CBO and JCT do currently provide estimates to illustrate potential effects on the economy of significant tax proposals, at the request of Members of Congress, but such estimates are not official and only offered as supplemental information. Even opponents of dynamic scoring have encouraged this practice to continue in the same sort of advisory, rather qualitative (and not quantitative) manner because, as Kobes and Rohaly explain, they “show how sensitive a proposal would be to various changes in these [macroeconomic] assumptions. However, producing an estimate in the form of a single revenue or cost number would be misleading.”
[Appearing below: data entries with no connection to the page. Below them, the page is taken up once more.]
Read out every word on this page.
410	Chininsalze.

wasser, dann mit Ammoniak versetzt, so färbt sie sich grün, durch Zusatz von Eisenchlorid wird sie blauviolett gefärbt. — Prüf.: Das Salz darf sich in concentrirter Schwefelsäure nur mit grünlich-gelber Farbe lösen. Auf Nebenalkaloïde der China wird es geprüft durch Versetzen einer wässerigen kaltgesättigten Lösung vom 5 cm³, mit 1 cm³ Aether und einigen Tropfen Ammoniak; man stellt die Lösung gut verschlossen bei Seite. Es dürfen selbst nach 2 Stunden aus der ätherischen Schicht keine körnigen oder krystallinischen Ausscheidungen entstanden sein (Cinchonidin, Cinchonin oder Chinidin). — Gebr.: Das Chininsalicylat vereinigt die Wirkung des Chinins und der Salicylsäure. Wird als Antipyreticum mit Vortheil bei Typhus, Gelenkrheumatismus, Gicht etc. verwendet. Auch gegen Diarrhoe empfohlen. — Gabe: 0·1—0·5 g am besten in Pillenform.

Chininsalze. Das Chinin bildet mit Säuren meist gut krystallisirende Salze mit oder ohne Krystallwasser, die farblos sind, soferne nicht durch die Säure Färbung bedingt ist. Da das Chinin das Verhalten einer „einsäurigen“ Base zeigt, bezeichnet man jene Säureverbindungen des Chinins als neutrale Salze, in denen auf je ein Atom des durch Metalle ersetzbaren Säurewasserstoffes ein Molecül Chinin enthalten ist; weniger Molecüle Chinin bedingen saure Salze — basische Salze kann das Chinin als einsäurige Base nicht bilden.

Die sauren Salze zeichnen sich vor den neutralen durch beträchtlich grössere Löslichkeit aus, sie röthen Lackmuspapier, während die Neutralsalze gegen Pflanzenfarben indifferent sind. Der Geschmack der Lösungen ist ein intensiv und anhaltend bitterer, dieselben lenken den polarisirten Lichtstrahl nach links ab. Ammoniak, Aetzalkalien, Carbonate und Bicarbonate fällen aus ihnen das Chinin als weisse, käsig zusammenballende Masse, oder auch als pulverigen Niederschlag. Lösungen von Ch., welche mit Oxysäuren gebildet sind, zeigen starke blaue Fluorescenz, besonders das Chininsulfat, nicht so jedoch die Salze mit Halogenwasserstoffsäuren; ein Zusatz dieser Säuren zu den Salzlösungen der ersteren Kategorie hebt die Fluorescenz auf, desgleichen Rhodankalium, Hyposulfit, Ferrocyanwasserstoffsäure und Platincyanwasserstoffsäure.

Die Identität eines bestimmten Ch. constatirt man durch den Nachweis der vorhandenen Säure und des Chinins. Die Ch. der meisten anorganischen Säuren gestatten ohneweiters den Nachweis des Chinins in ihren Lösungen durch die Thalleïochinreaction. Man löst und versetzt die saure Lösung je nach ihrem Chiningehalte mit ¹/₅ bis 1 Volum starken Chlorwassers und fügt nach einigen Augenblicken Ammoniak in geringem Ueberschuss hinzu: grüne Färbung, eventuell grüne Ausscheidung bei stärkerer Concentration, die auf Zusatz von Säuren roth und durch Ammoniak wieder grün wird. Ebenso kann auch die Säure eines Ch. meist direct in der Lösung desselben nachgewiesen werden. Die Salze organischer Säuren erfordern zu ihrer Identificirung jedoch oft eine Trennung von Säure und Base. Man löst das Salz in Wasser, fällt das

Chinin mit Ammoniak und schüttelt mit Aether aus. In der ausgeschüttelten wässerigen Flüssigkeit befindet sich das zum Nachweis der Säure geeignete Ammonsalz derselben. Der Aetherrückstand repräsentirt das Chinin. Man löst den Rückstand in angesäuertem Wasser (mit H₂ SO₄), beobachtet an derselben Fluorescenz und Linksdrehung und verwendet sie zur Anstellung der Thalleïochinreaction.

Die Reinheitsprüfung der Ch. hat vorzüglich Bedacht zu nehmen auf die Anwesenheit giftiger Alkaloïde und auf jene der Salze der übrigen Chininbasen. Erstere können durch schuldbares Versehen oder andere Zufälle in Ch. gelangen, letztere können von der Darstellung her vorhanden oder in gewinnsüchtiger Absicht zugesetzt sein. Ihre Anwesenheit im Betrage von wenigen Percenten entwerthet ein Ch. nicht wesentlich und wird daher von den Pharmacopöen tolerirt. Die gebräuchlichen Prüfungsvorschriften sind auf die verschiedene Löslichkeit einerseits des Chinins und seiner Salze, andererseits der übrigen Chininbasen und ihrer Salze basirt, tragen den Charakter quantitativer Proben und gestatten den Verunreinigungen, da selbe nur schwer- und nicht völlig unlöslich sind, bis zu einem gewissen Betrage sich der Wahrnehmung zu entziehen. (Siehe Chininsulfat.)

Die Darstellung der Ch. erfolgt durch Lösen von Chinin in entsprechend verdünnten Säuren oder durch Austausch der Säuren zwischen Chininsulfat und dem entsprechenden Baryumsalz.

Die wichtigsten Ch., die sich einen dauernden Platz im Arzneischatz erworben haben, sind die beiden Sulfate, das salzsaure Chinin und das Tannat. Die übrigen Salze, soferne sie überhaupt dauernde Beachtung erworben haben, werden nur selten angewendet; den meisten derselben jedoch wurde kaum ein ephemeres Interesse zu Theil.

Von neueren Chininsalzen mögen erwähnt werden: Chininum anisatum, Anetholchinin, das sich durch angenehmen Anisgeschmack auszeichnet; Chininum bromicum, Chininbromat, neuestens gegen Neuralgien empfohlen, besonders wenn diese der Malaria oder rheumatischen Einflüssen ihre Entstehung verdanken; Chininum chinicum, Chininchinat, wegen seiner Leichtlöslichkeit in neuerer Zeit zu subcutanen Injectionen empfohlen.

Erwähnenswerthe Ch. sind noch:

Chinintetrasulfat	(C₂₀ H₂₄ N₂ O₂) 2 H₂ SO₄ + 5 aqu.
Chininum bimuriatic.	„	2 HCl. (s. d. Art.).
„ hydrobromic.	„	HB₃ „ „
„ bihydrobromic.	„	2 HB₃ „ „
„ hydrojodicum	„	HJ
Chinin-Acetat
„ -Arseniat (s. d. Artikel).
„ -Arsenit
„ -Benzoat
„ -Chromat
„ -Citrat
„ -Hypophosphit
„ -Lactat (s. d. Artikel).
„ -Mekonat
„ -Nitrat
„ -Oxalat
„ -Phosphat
Or as former CBO Director Rudolph Penner, now Senior Fellow at the Urban Institute, explained, “There is nothing to prevent CBO from doing studies to inform the Congress of the findings of academics and others as to the complete dynamic effects of specific policy changes. In fact, CBO has done such studies on capital gains tax rate changes and other things. The Congress will probably be disappointed by the wide range of uncertainty on such matters, but it is no wider than CBO has to deal with when forecasting the economy more generally.” Penner went on to make it clear that dynamic scoring becomes a nightmare when Congress expects to be able to get clear, reliable, constant estimates for complex tax packages.

In the meantime, however, a greater potential for confusion has been created by the House Ways and Means Committee’s decision. Since neither CBO nor the Senate currently use dynamic scoring in calculating the costs of tax bills, a comparison of House and Senate versions of these bills will likely prove difficult over the course of this Congress, with House bills likely showing a substantially lower cost of a tax break package than that calculated in the other estimates.

Of course, in the end, the House’s dynamically-scored estimates might not be lower than the static scores of the Senate and CBO. The Post article notes that many economists, even those in favor of dynamic scoring, have warned that the costs in the later years of these large tax cuts may outweigh the additional revenue dynamic scores predict for the first few years of the tax break package.